Cloud services are not a dime a dozen but there are plenty to choose from, including Dropbox and iCloud, as well as Google Drive, Microsoft’s OneDrive, Box, and a host of others. Which one do I use? All of them. Well, not exactly all, but the major cloud services listed above.
In order, I prefer Dropbox over iCloud because it works more consistently and is much faster at synchronizing data between devices. Most iPad and iPhone applications I use have an option to store files on Dropbox and iCloud so they work in concert for me. Dropbox is more expensive than iCloud.
That price and performance is the line of differentiation for me. Drive, OneDrive, Box and others are more expensive than iCloud, work about the same way, but do not have the plethora of 3rd party application support as Dropbox and iCloud for iPhone and iPad.

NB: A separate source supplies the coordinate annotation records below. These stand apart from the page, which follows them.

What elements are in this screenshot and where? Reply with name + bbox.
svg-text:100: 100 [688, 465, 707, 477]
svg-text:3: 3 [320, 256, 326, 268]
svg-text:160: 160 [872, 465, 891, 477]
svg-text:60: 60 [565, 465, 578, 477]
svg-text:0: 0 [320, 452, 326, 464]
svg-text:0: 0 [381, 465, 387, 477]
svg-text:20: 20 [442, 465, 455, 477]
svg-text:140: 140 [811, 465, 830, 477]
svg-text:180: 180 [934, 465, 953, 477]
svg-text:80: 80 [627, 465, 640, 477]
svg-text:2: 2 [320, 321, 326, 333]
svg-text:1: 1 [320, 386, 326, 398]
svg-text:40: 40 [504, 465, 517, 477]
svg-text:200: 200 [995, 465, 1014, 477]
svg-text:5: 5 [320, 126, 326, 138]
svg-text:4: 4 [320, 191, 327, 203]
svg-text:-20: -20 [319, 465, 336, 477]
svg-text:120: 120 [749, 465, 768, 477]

Going forward that may not matter because iOS and the Files app gives iPhone and iPad users something of an anemic but usable Finder-like usability for file management. It’s cumbersome, but it works so moving files around from one app to a cloud service is doable but not pleasurable.
Dropbox started life about the time iPhone was launched in mid-2007 so it’s been around awhile. Word on the streets is that Apple’s Steve Jobs talked to the Dropbox founders about a purchase but they wanted more money than he was willing to pay.
Dropbox co-founder and CEO Drew Houston on meeting with Jobs:
And so he started trolling us a little bit, saying we’re a feature, not a product, and telling us a bunch of things like that we don’t control an operating system so we’re going to be disadvantaged, we’re going to have to figure out distribution deals, which are risky, and sort of a bunch of business-plan critiques. But then he was like, ‘Alright, well I guess we’re gonna have to go kill you, basically.’ Maybe not in those words, but pretty close.
Thanks to having built-in access to most of Apple’s 1.3-billion customers, iCloud is a larger entity than Dropbox, but it isn’t as if the little cloud service that could isn’t a competitor or a business. Dropbox revenue last year topped $1.1-billion and growth is steady now up to 11-million paying customers. Apple won’t say how many iCloud customers pay for the service but I’m one of them.
iCloud, despite being free for 5GB of storage (vs 2GB for Dropbox) and having a lower price tag for more storage, has not squashed Dropbox for me because, well, simply put, Dropbox works better. It’s more reliable, synchronizes faster, and works pretty much everywhere iCloud works.
The difference is this. I don’t use Dropbox for large numbers of files– Photos photos for example. iCloud is better for larger storage requirements. For me. But for functions like password files, Dropbox reigns supreme. For now.
Dropbox? iCloud? Or, Both? Both. And the others.